Unfortunately, it's a tendency for politicians to deceive. But it now appears it's on an industrial scale supported by most of the media. However, as you say, this happened before (WMD?) and deception about academies has been going on since they were first established and I pointed out here.


Andy V's picture
Wed, 20/08/2014 - 07:57

Cameron's mantra "We're all in it together" must surely be his most damning deceit/deception. No reform of MPs pensions vis a vis state sector workers. No withdrawal of taxpayer subsidies and VAT free drinks for the plethora of eateries in the houses of Commons and the Lords while such 'perks' would attract benefit in kind status from HMRC for everyone else and there has been an explosion of food banks across the country!

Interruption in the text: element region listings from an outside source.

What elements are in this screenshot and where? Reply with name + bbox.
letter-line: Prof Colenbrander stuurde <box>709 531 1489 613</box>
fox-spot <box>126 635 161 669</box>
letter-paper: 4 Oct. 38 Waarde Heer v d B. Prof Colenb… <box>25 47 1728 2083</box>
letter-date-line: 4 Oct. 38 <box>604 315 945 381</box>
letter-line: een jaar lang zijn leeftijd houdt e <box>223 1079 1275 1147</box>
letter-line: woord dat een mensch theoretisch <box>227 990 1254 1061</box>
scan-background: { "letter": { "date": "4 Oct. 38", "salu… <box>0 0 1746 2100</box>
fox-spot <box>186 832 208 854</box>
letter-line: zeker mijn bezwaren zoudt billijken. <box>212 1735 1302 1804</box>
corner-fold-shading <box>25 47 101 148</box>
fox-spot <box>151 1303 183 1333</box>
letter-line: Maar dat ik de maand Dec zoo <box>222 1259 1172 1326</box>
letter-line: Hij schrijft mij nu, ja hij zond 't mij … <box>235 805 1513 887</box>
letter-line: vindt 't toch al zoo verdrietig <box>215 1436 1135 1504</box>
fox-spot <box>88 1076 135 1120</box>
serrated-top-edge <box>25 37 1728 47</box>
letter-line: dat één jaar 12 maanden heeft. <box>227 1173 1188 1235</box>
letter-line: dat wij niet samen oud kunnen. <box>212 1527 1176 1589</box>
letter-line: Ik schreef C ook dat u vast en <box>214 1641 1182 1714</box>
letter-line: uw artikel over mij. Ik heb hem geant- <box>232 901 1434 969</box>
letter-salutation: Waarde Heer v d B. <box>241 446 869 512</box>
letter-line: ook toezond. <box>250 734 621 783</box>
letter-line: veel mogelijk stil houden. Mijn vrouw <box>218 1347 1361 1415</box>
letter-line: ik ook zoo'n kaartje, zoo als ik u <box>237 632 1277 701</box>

Oh, and let us not forget to mention their miserly 9.26% pay award for 2015 while almost everyone else is likely to enjoy a projected zero through to 2% at best.


Janet Downs's picture
Thu, 26/03/2015 - 09:28

UPDATE I complained to the Information Commissioner's Office about the refusal by the DfE to release notes of the visit to Oasis Isle of Sheppey in which DfE officials allegedly said it was their 'worst-ever visit'. The DfE has told the ICO this comment is not in the visit notes so there is no point in pursuing the matter further. David Millar, head of Oasis Isle of Sheppey, also complained about the article in the Times claiming it was full of 'inaccuracies'.

In the meantime, Ofsted inspected Oasis Isle of Sheppey in early March 2015. The academy was still judged to Require Improvement but Leadership and Management were judged Good. Inspectors praised the 'newly appointed head'.